Pig Contact: Chris Olston - olston[at]yahoo-inc[dot com]

Apache Hadoop Open Source Student Projects

Apache Hadoop is an open source software project to enable data-intensive computing on large clusters. It includes a distributed file system (HDFS), programming support for MapReduce, and infrastructure software for grid computing. We are inviting class projects that extend this platform, and a list of project ideas is included below.
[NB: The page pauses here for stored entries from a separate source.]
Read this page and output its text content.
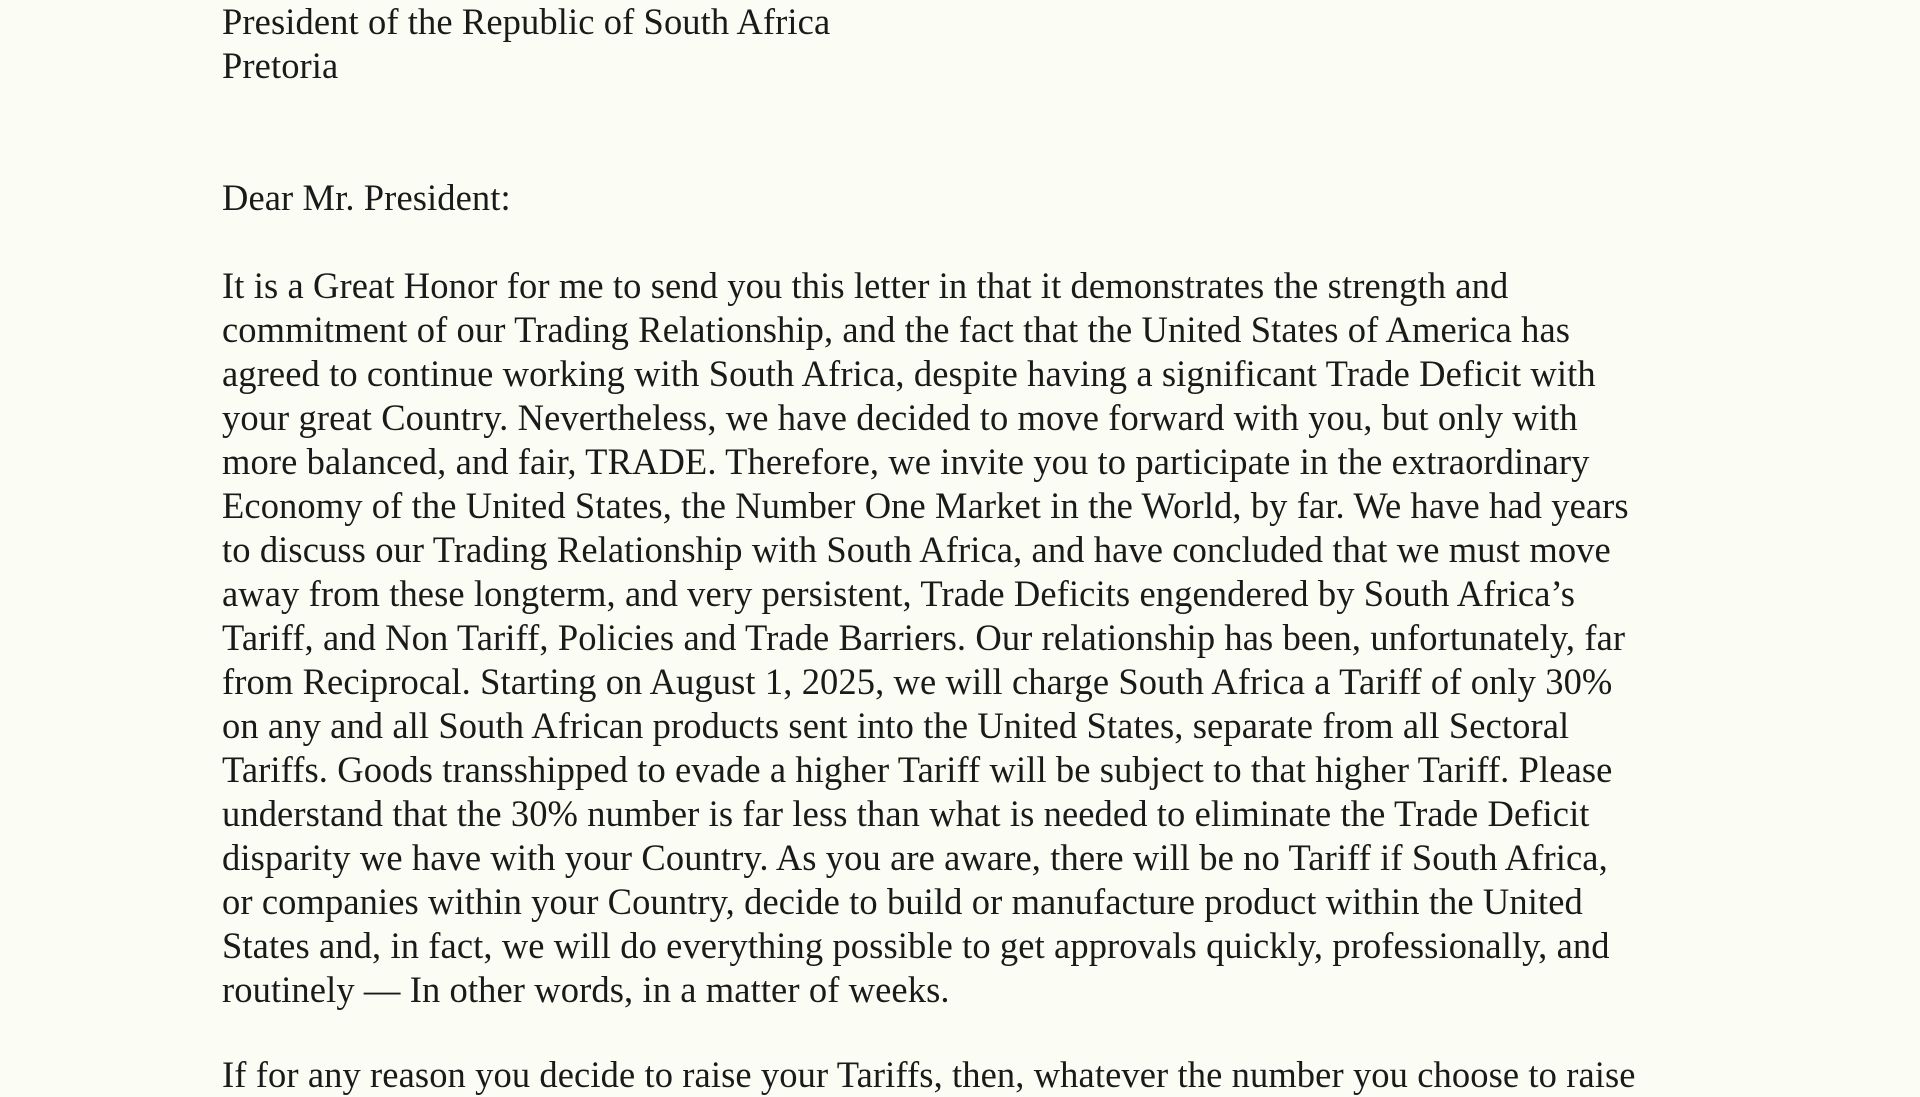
President of the Republic of South Africa
Pretoria
Dear Mr. President:
It is a Great Honor for me to send you this letter in that it demonstrates the strength and
commitment of our Trading Relationship, and the fact that the United States of America has
agreed to continue working with South Africa, despite having a significant Trade Deficit with
your great Country. Nevertheless, we have decided to move forward with you, but only with
more balanced, and fair, TRADE. Therefore, we invite you to participate in the extraordinary
Economy of the United States, the Number One Market in the World, by far. We have had years
to discuss our Trading Relationship with South Africa, and have concluded that we must move
away from these longterm, and very persistent, Trade Deficits engendered by South Africa’s
Tariff, and Non Tariff, Policies and Trade Barriers. Our relationship has been, unfortunately, far
from Reciprocal. Starting on August 1, 2025, we will charge South Africa a Tariff of only 30%
on any and all South African products sent into the United States, separate from all Sectoral
Tariffs. Goods transshipped to evade a higher Tariff will be subject to that higher Tariff. Please
understand that the 30% number is far less than what is needed to eliminate the Trade Deficit
disparity we have with your Country. As you are aware, there will be no Tariff if South Africa,
or companies within your Country, decide to build or manufacture product within the United
States and, in fact, we will do everything possible to get approvals quickly, professionally, and
routinely — In other words, in a matter of weeks.
If for any reason you decide to raise your Tariffs, then, whatever the number you choose to raise
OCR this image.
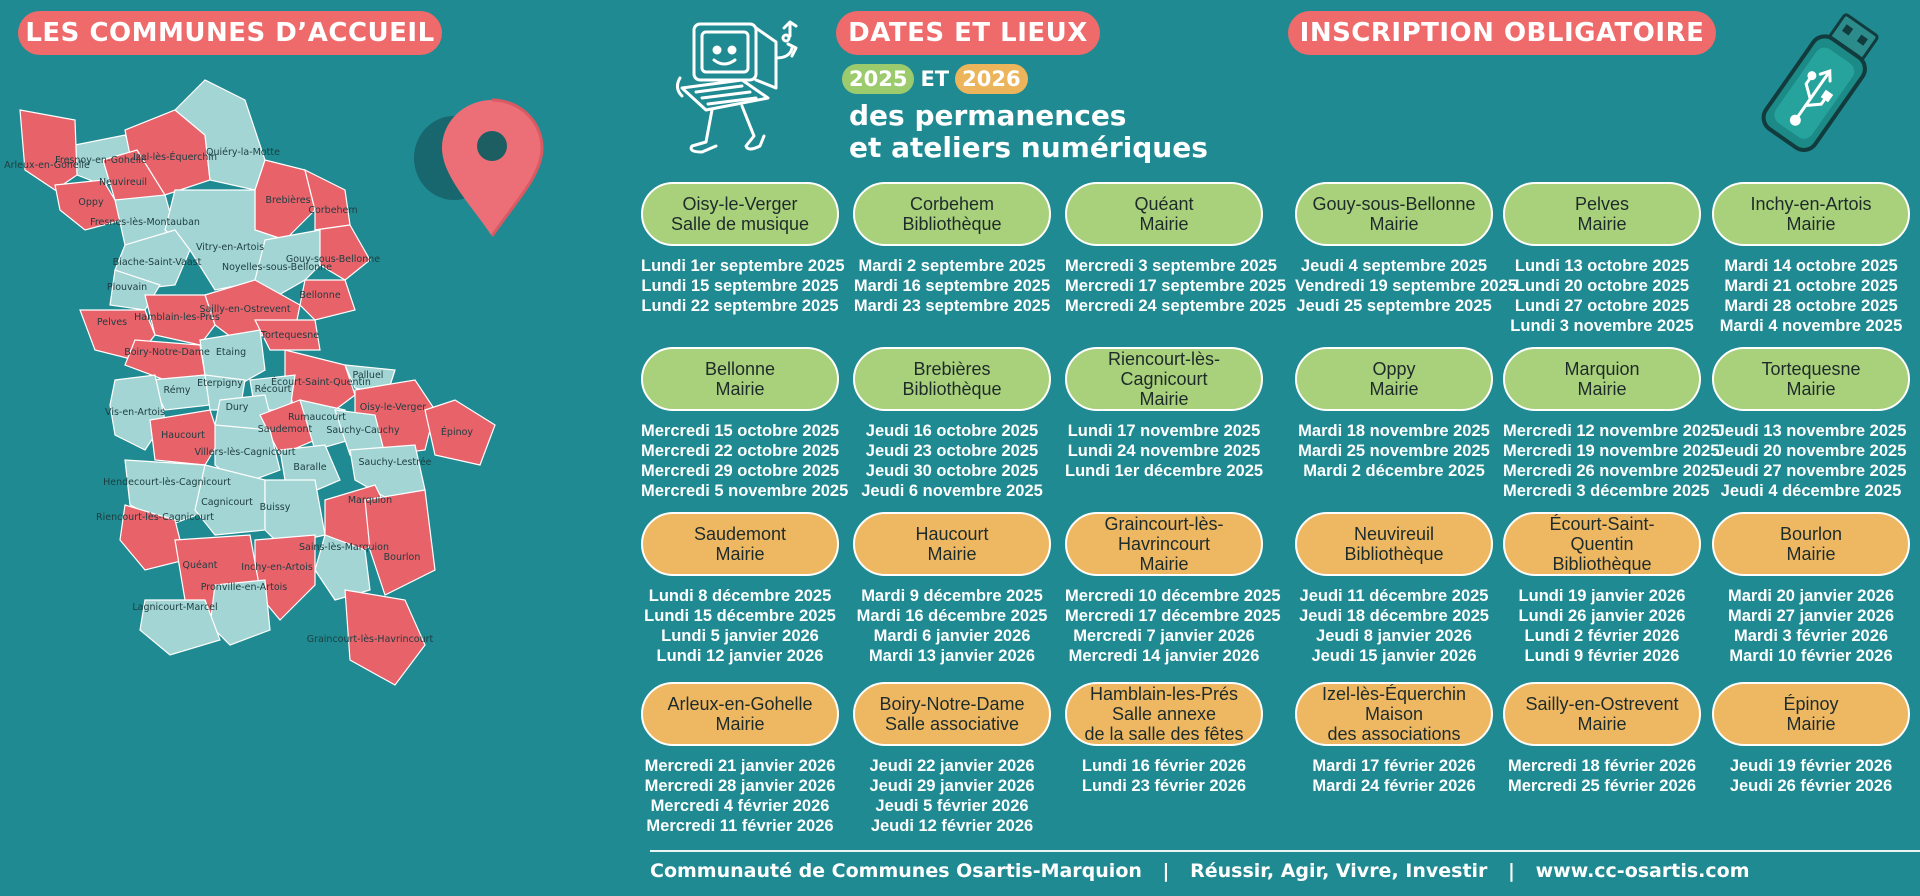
LES COMMUNES D’ACCUEIL	DATES ET LIEUX	INSCRIPTION OBLIGATOIRE
Fresnoy-en-Gohelle
Arleux-en-Gohelle
Izel-lès-Équerchin
Quiéry-la-Motte
Neuvireuil
Oppy
Fresnes-lès-Montauban
Brebières
Corbehem
Vitry-en-Artois
Biache-Saint-Vaast	Gouy-sous-Bellonne
Noyelles-sous-Bellonne
Bellonne
Plouvain
Sailly-en-Ostrevent
Tortequesne
Hamblain-les-Prés
Pelves
Boiry-Notre-Dame Etaing
Palluel
Écourt-Saint-Quentin
Oisy-le-Verger
Rémy
Eterpigny
Récourt
Dury
Vis-en-Artois
Saudemont
Rumaucourt
Sauchy-Cauchy	Épinoy
Haucourt
Villers-lès-Cagnicourt
Baralle	Sauchy-Lestrée
Hendecourt-lès-Cagnicourt
Cagnicourt Buissy
Marquion
Riencourt-lès-Cagnicourt
Sains-lès-Marquion
Bourlon
Inchy-en-Artois
Quéant
Pronville-en-Artois
Lagnicourt-Marcel
Graincourt-lès-Havrincourt
2025 ET 2026
des permanences
et ateliers numériques
Oisy-le-Verger
Salle de musique
Lundi 1er septembre 2025
Lundi 15 septembre 2025
Lundi 22 septembre 2025
Corbehem
Bibliothèque
Mardi 2 septembre 2025
Mardi 16 septembre 2025
Mardi 23 septembre 2025
Quéant
Mairie
Mercredi 3 septembre 2025
Mercredi 17 septembre 2025
Mercredi 24 septembre 2025
Gouy-sous-Bellonne
Mairie
Jeudi 4 septembre 2025
Vendredi 19 septembre 2025
Jeudi 25 septembre 2025
Pelves
Mairie
Lundi 13 octobre 2025
Lundi 20 octobre 2025
Lundi 27 octobre 2025
Lundi 3 novembre 2025
Inchy-en-Artois
Mairie
Mardi 14 octobre 2025
Mardi 21 octobre 2025
Mardi 28 octobre 2025
Mardi 4 novembre 2025
Bellonne
Mairie
Mercredi 15 octobre 2025
Mercredi 22 octobre 2025
Mercredi 29 octobre 2025
Mercredi 5 novembre 2025
Brebières
Bibliothèque
Jeudi 16 octobre 2025
Jeudi 23 octobre 2025
Jeudi 30 octobre 2025
Jeudi 6 novembre 2025
Riencourt-lès-
Cagnicourt
Mairie
Lundi 17 novembre 2025
Lundi 24 novembre 2025
Lundi 1er décembre 2025
Oppy
Mairie
Mardi 18 novembre 2025
Mardi 25 novembre 2025
Mardi 2 décembre 2025
Marquion
Mairie
Mercredi 12 novembre 2025
Mercredi 19 novembre 2025
Mercredi 26 novembre 2025
Mercredi 3 décembre 2025
Tortequesne
Mairie
Jeudi 13 novembre 2025
Jeudi 20 novembre 2025
Jeudi 27 novembre 2025
Jeudi 4 décembre 2025
Saudemont
Mairie
Lundi 8 décembre 2025
Lundi 15 décembre 2025
Lundi 5 janvier 2026
Lundi 12 janvier 2026
Haucourt
Mairie
Mardi 9 décembre 2025
Mardi 16 décembre 2025
Mardi 6 janvier 2026
Mardi 13 janvier 2026
Graincourt-lès-
Havrincourt
Mairie
Mercredi 10 décembre 2025
Mercredi 17 décembre 2025
Mercredi 7 janvier 2026
Mercredi 14 janvier 2026
Neuvireuil
Bibliothèque
Jeudi 11 décembre 2025
Jeudi 18 décembre 2025
Jeudi 8 janvier 2026
Jeudi 15 janvier 2026
Écourt-Saint-
Quentin
Bibliothèque
Lundi 19 janvier 2026
Lundi 26 janvier 2026
Lundi 2 février 2026
Lundi 9 février 2026
Bourlon
Mairie
Mardi 20 janvier 2026
Mardi 27 janvier 2026
Mardi 3 février 2026
Mardi 10 février 2026
Arleux-en-Gohelle
Mairie
Mercredi 21 janvier 2026
Mercredi 28 janvier 2026
Mercredi 4 février 2026
Mercredi 11 février 2026
Boiry-Notre-Dame
Salle associative
Jeudi 22 janvier 2026
Jeudi 29 janvier 2026
Jeudi 5 février 2026
Jeudi 12 février 2026
Hamblain-les-Prés
Salle annexe
de la salle des fêtes
Lundi 16 février 2026
Lundi 23 février 2026
Izel-lès-Équerchin
Maison
des associations
Mardi 17 février 2026
Mardi 24 février 2026
Sailly-en-Ostrevent
Mairie
Mercredi 18 février 2026
Mercredi 25 février 2026
Épinoy
Mairie
Jeudi 19 février 2026
Jeudi 26 février 2026
Communauté de Communes Osartis-Marquion | Réussir, Agir, Vivre, Investir | www.cc-osartis.com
You may submit your project for consideration to the Apache community, via email at dev@hadoop.apache.org.

Project Suggestions

  • Modeling of block placement, replication and load balancing policies in HDFS
  • Modeling of the expected time to data loss for a given HDFS cluster, given Hadoop’s replication policy and protocols.
  • Prototyping approaches to scaling the HDFS namespace. Goals - Keep it simple; Preserve or increase meta-data operations / second; support very large numbers of files (billions to trillions) & blocks
  • Mounted archives as namespace extensions to allow transparent access to contents on archives
  • Implementation of a storage-backed namenode where only part of the namespace is cached in memory
  • Integration of Virtualization (such as Xen) with Hadoop tools
  • How does one integrate sandboxing of arbitrary user code in C++ and other languages in a VM such as Xen with the Hadoop framework? How does this interact with scheduling systems such as SGE, Torque, Condor?
  • Tools for discovering network topology and identifying and diagnosing hardware that is not functioning correctly
  • An improved framework for debugging and performance optimization
  • A distributed profiler for measuring distributed map-reduce applications. It should be able to provide standard profiler features , e.g. number of times a method is executed, time of execution, number of times a method caused some kind of failures, etc; maybe accumulated over all instances of tasks that comprised that application
  • Map reduce performance enhancements to improve the performance of the standard Hadoop performance sort benchmarks.
  • Sort and shuffle optimization in MR framework. Some example directions:
    • Memory-based shuffling in MR framework
    • Combining the results of several maps on rack or node before the shuffle. This can reduce seek work and intermediate storage.
  • A framework for capturing workload statistics and replaying workload simulations to allow the assessment of framework improvements
  • Benchmark suite for Data Intensive Supercomputing: A suite for data-intensive supercomputing application benchmarks that would present a target that Hadoop (and other map-reduce implementations) should be optimized for
  • Performance evaluation of existing Locality Sensitive Hashing schemes. Research on new hashing schemes for filesystem namespace partitioning http://en.wikipedia.org/wiki/Locality_sensitive_hashing
  • Propose an API and sample use cases for a file as a repository of blocks where a user can add and delete blocks to arbitrary parts of a file. This would allow holes in files and moving blocks from one file to another. How does this reconcile with the sequence-of-bytes view of file? Such an approach may encourage new styles of applications.To push a bit more in a research direction: UNIX file systems are managed as a sequence-of-bytes but usually (and in Hadoop's case exclusively) used as a sequence of records. If the file system participates in the record management (like mainframes do for example) you can get same nice semantic and performance improvements.